Megatron Core (megatron.core) is the production-ready PyTorch-based library at the heart of Megatron-LM. It provides GPU-optimized techniques and system-level optimizations abstracted into composable and modular APIs:

  • Transformer Components: Attention mechanisms, MLP layers, embeddings

  • Memory Management: Activation recomputation

  • FP8 Precision: Optimized for NVIDIA Hopper, Ada, and Blackwell GPUs

  • Parallelism: Tensor Parallelism (TP), Pipeline Parallelism (PP), Context Parallelism (CP), Expert Parallelism (EP)
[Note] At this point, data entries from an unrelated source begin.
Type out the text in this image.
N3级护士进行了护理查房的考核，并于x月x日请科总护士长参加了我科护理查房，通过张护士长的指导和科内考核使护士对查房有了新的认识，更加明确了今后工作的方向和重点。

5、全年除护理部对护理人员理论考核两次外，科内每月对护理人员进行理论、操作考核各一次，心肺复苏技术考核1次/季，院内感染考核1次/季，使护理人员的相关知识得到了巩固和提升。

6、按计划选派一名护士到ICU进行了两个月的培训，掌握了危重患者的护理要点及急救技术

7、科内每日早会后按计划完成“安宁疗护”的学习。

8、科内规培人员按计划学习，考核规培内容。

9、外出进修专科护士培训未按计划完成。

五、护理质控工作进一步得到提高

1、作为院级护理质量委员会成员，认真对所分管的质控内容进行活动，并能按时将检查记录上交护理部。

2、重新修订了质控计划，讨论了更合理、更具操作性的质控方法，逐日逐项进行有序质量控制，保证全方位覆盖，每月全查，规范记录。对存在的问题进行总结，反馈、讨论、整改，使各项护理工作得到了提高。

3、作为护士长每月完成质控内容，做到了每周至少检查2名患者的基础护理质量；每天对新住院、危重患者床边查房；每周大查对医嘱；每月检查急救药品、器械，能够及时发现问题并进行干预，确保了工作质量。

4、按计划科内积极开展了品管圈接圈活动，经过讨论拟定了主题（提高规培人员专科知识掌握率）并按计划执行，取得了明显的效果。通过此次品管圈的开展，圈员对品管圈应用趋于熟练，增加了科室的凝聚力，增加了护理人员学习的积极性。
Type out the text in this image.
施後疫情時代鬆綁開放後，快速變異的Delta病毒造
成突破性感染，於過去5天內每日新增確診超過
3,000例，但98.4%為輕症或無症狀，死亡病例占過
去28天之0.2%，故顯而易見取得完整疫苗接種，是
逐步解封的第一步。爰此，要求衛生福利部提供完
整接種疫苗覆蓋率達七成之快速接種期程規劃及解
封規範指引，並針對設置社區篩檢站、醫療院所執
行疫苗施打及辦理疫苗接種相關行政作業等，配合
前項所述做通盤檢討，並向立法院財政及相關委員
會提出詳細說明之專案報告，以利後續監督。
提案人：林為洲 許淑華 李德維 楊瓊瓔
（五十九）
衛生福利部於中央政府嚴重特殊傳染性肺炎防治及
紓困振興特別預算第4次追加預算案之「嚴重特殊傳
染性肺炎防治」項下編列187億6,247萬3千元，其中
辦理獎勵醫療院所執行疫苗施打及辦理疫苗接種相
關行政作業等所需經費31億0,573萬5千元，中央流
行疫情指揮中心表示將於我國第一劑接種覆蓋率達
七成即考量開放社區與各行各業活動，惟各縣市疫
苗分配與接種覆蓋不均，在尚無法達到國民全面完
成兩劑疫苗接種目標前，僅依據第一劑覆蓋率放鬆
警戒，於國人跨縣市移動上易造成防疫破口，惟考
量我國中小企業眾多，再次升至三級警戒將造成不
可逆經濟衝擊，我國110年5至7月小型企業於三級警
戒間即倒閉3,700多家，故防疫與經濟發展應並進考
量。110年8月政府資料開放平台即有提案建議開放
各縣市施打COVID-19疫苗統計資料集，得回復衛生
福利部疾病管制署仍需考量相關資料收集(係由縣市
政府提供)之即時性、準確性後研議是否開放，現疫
  • Model Architectures: GPT, LLaMA, Qwen, Mixtral, BERT, T5, Mamba, multimodal models, and more

Project Structure#

Megatron-LM-FL/
├── megatron/
│   ├── core/                    # Megatron Core (kernels, parallelism, building blocks)
│   │   ├── models/              # Transformer models
│   │   ├── transformer/         # Transformer building blocks
│   │   ├── tensor_parallel/     # Tensor parallelism
│   │   ├── pipeline_parallel/   # Pipeline parallelism
│   │   ├── distributed/         # Distributed training (FSDP, DDP)
│   │   ├── optimizer/           # Optimizers
│   │   ├── datasets/            # Dataset loaders
│   │   ├── inference/           # Inference engines
│   │   └── export/              # Model export (e.g. TensorRT-LLM)
│   ├── plugin/                  # FL plugin system (multi-chip support)
│   │   ├── platform/            # Hardware platform abstraction
│   │   ├── distributed/         # Distributed training overrides
│   │   ├── optimizer/           # Optimizer overrides
│   │   └── decorators.py        # @overridable / @override mechanism
│   ├── training/                # Training scripts
│   ├── legacy/                  # Legacy components
│   └── post_training/           # Post-training (RLHF, etc.)
├── examples/                    # Ready-to-use training examples
├── tools/                       # Utility tools
├── tests/                       # Comprehensive test suite
└── docs/                        # Documentation

Getting Started#

Quick Start#

# Clone Megatron-LM-FL repository (includes megatron.core and megatron.plugin)
git clone https://github.com/flagos-ai/Megatron-LM-FL.git
cd Megatron-LM-FL
# Install Megatron-LM-FL with required dependencies
pip install --no-build-isolation .[mlm,dev]

Simple Training Example#

# Distributed training example (2 GPUs, mock data)
torchrun --nproc_per_node=2 examples/run_simple_mcore_train_loop.py

LLama-3 Training Example#

# 8 GPUs, FP8 precision, mock data
./examples/llama/train_llama3_8b_fp8.sh

Installation#

Pip Installation#

Megatron Core offers two dependency profiles:

  • dev: Moving head that supports the most recent upstream dependencies

  • lts: Long-term support of NGC PyTorch 24.01

Both can be combined with mlm which adds Megatron-LM dependencies on top of Megatron Core.

# Install the latest release dependencies
pip install "setuptools<80.0.0,>=77.0.0" "packaging>=24.2"
pip install --no-build-isolation megatron-core[mlm,dev]
# Install packages for LTS support
pip install "setuptools<80.0.0,>=77.0.0" "packaging>=24.2"
pip install --no-build-isolation megatron-core[mlm,lts]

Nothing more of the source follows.